Painting Styles - Luminism
Luminism - What is?
Leander's Tower on the Bosphorus (1876)
What is Luminism?
From Wiki Luminism is an American landscape painting style of the 1850s to 1870s, characterized by the effects of light in landscape, through the use of aerial perspective and the concealment of visible brushstrokes. Luminist landscapes emphasize tranquility and often depict calm, reflective water and a soft, hazy sky. Artists who were most central to the development of the luminist style include Fitz Hugh Lane, Martin Johnson, Johnson Heade and Sanford Gifford.
one of my favourites is this one of the Bosphorus, it uses light and colour and seems to have innate luminosity! Now if only I could paint like that! There is so much detail only using what appears to be one colour but which could be made up from several.
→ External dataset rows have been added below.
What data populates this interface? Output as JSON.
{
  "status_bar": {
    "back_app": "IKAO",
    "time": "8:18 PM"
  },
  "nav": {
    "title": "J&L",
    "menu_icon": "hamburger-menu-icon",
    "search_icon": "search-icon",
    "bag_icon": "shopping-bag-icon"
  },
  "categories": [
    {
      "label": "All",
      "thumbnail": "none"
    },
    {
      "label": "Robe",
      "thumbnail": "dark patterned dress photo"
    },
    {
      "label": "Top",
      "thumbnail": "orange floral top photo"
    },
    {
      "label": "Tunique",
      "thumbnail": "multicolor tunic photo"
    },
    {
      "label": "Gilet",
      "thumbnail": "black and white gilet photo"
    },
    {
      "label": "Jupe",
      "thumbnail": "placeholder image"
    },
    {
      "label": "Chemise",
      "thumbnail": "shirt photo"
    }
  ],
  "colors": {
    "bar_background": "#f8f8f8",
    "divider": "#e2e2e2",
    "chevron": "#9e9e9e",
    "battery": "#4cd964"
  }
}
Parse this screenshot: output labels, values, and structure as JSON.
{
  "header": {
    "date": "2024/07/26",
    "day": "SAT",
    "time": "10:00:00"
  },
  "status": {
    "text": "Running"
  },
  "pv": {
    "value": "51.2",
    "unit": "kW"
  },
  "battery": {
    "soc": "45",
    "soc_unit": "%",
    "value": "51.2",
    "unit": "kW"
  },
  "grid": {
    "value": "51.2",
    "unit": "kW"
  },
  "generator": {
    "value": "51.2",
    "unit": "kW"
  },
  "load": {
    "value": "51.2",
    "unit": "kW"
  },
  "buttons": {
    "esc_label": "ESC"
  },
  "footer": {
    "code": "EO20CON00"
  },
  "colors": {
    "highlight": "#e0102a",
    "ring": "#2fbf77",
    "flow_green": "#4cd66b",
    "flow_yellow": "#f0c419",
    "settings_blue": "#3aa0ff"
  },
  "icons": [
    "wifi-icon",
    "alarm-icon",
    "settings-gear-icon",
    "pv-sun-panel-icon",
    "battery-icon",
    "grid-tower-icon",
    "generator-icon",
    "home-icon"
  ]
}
These are a few examples of luminism.
Ruins of the Panthenon 1880
Lake Geneve 1875
Venetian Sails, A Study (1873)
Mr. Gifford's method is this: When he sees anything which vividly impresses him, and which therefore he wishes to reproduce, he makes a little sketch of it in pencil on a card about as large as an ordinary visiting-card. It takes him, say, half a minute to make it; there is the idea of the future picture fixed as firmly if not as fully as the completed work itself. While traveling, he can in this way lay up a good stock of material for future use. The next step is to make a larger sketch, this time in oil, where what has already been done in black-and-white is repeated in color. To this sketch, which is about twelve inches by eight, he devotes an hour or two. It serves the purpose of defining to him just what he wants to do. He experiments with it; puts in or leaves out, according as he finds that he can increase or perfect his idea. When satisfactorily finished, it is a model of what he proposes to do.
He is now ready to paint the picture itself. When the day comes, he begins work just after sunrise, and continues until just before sunset. Ten, eleven, twelve consecutive hours, according to the season of the year, are occupied in the first great effort to put the scene on canvas. He feels fresh and eager. His studio-door is locked. Nothing is allowed to interrupt him.
When the long day is finished and the picture is produced, the work of criticism, of correction, of completion, is in place. Mr. Gifford does this work slowly. He likes to keep his picture in his studio as long as possible. Sometimes he does not touch the canvas for months after his first criticisms have been executed. Then, suddenly, he sees something that will help it along.
How many of us sketch to keep the eye of what we see and so we can later on use that sketch and our eye will remember and make it easier to paint?